はまりはじめたピース。

正直なところを言ってしまえば。


 ゲームの流れを追い掛けるよりも,新しく“10”を背負った選手に見入ってしまっていた部分があります。


 ショルダー・チャージなどの激しいボディ・コンタクトを受けても決してバランスを失うことなくボールを扱う。ボールを失ったとしても,あきらめることなく再びボール奪取のためのアクションを起こし,執拗にボール・ホルダーにアプローチをかけ,ボールを再びコントロール下に置く。


 それだけではない。


 積極的にマリッチ選手や永井選手とポジション・チェンジを繰り返すことで相手守備ブロックを縦方向に引き出し,破綻を作り出している。また,中盤後方に位置する啓太選手や長谷部選手の飛び出しをうまく引き出しているようにも見えた。


 ひさびさに永井孝昌記者が浦和に関する記事(日刊スポーツ)を書いているので,ちょっとうれしくもあるのですが,その記事の中で永井選手,我らが指揮官のロブソン・ポンテ選手に対するコメントが紹介されています。
 特に,永井選手の「今まではスピードで勝負するヤリのようなサッカーだったけど、これからは攻撃のバリエーションが増える」という言葉は,ポンテ選手の魅力を端的に表すものだろうと思います。ともすれば「縦」への意識が強くなりすぎるために,従来のストロング・ポイントであるスピードという部分を削がれてしまうと,局面打開が非常に難しくなってしまうという部分があったように思います。今季の課題は,堅い守備ブロックを構築することで浦和の攻撃を跳ね返そうと企図するチームに対して,どのようにしてスピードを有効利用するか,という点にあったと言ってもいいでしょう。
 その課題に対する解決策が,「縦」方向へのポジション・チェンジであり,前線と中盤とのコンビネーションによる局面打開ではないかな,と。


 もうひとりの新加入選手であるトミー・マリッチ選手に関して言えば,残念ながら「ゴール」という結果は奪えてはいないものの,ボールの収まりどころが増えたことで流動性が高まったように思えます。相手守備ブロックにしてみれば,分かりやすいマーカーがなくなることを意味するだけに,攻撃の幅が広がっていくはずです。そして,今節においてポテンシャルを見せてくれたロブソン・ポンテ選手。周囲が彼らの意図を理解し,また彼らの動きを存分に引き出すような動き方ができるようになってくれば,チームは「高み」を現実的な視野に収めることができてくるはずだ,と思っています。

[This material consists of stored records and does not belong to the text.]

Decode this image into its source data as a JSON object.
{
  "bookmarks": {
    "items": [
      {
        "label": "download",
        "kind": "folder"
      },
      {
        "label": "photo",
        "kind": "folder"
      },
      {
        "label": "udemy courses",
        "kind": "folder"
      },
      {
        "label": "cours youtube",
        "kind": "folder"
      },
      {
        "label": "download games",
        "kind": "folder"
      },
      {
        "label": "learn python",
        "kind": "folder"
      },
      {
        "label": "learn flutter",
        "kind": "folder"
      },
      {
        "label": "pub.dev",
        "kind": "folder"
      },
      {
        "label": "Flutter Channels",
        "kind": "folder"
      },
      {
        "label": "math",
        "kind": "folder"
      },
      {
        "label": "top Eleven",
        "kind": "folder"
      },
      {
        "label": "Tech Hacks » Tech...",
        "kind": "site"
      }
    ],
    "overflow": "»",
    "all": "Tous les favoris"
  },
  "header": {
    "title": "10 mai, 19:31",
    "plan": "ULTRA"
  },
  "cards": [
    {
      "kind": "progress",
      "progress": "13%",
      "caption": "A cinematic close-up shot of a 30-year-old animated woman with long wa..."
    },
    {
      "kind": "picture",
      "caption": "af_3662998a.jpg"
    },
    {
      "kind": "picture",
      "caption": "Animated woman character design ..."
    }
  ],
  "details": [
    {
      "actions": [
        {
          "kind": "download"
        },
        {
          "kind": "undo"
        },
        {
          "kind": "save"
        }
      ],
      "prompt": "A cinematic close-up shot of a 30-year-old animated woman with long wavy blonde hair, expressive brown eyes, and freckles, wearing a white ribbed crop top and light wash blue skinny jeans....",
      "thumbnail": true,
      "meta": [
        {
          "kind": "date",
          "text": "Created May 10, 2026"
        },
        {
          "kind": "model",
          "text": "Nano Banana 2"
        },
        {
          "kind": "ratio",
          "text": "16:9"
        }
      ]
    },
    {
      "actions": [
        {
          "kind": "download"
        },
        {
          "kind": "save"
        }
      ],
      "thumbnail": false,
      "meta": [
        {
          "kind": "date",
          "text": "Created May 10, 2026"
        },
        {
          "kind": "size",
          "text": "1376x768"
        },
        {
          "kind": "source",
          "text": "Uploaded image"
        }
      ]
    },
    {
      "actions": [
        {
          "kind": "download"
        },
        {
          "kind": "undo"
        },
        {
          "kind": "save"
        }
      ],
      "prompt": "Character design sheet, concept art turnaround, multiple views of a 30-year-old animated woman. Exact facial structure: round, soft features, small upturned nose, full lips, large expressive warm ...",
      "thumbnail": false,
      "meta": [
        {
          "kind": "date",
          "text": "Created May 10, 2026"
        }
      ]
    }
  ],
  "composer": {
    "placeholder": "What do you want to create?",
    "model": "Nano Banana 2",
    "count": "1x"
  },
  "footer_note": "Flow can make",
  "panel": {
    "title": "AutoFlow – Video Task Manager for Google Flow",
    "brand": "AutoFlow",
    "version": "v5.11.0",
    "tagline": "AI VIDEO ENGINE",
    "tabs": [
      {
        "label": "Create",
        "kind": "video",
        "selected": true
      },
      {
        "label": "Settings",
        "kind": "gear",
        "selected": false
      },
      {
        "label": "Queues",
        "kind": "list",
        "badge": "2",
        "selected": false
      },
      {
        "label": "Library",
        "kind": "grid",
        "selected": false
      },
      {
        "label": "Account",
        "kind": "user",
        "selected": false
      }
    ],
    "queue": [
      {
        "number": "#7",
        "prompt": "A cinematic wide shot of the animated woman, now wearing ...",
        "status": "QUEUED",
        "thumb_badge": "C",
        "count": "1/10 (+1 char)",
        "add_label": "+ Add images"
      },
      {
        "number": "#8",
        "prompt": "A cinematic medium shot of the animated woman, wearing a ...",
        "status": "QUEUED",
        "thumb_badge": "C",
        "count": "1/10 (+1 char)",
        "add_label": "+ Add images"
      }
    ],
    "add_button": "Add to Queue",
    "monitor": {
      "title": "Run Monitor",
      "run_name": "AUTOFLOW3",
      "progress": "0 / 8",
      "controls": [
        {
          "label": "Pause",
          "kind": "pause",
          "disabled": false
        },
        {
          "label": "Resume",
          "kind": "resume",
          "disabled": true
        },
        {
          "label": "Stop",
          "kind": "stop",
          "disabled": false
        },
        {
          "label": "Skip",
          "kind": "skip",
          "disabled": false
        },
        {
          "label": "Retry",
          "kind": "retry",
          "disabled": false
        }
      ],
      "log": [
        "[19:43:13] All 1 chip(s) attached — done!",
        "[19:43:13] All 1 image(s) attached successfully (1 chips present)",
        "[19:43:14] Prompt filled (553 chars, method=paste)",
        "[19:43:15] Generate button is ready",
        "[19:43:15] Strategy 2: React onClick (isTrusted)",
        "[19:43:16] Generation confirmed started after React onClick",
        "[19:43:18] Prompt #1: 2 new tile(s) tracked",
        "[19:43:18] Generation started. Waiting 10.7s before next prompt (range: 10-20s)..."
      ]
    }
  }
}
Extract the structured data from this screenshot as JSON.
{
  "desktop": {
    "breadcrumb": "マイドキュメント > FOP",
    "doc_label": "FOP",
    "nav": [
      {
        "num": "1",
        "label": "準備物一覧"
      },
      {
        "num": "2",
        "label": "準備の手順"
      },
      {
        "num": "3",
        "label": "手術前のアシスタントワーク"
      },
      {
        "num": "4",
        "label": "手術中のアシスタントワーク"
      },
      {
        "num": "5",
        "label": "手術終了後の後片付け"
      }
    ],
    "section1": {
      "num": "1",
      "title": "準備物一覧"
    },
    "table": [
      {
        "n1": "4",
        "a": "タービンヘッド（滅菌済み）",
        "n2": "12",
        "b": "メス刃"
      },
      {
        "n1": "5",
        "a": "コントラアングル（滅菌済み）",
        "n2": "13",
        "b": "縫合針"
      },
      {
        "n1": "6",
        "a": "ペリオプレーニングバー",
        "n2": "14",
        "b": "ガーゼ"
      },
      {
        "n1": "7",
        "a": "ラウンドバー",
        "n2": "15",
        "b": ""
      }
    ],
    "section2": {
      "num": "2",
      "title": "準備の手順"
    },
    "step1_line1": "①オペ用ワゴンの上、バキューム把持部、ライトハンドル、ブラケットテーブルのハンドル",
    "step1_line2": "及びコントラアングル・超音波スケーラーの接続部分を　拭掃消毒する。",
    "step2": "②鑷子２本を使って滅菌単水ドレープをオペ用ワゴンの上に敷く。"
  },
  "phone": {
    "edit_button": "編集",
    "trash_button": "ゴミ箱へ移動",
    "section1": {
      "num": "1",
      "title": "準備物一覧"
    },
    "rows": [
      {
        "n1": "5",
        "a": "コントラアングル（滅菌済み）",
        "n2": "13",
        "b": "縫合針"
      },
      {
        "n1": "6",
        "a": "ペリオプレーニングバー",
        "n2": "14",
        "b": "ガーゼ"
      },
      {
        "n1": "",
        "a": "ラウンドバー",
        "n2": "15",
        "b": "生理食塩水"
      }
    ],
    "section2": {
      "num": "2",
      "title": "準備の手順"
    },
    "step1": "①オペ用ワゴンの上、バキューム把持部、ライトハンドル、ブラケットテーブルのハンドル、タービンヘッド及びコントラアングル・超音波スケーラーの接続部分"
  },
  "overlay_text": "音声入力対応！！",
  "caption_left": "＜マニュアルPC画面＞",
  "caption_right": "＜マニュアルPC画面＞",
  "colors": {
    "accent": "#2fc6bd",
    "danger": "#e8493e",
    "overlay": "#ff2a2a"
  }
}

 確かにシーズン中盤に予想外の緊急事態を迎えることにはなってしまったけれど,引き換えに“ミッシング・ピース”を見出すことに成功し,そのピースは急速にチームの中での重みを増しつつある。それだけでなく,そのピースがしっかりとはまり出すことで,違った魅力をチームが放つかも知れないという期待感があります。


 どんな形にチームが進化していくのか,楽しみであります。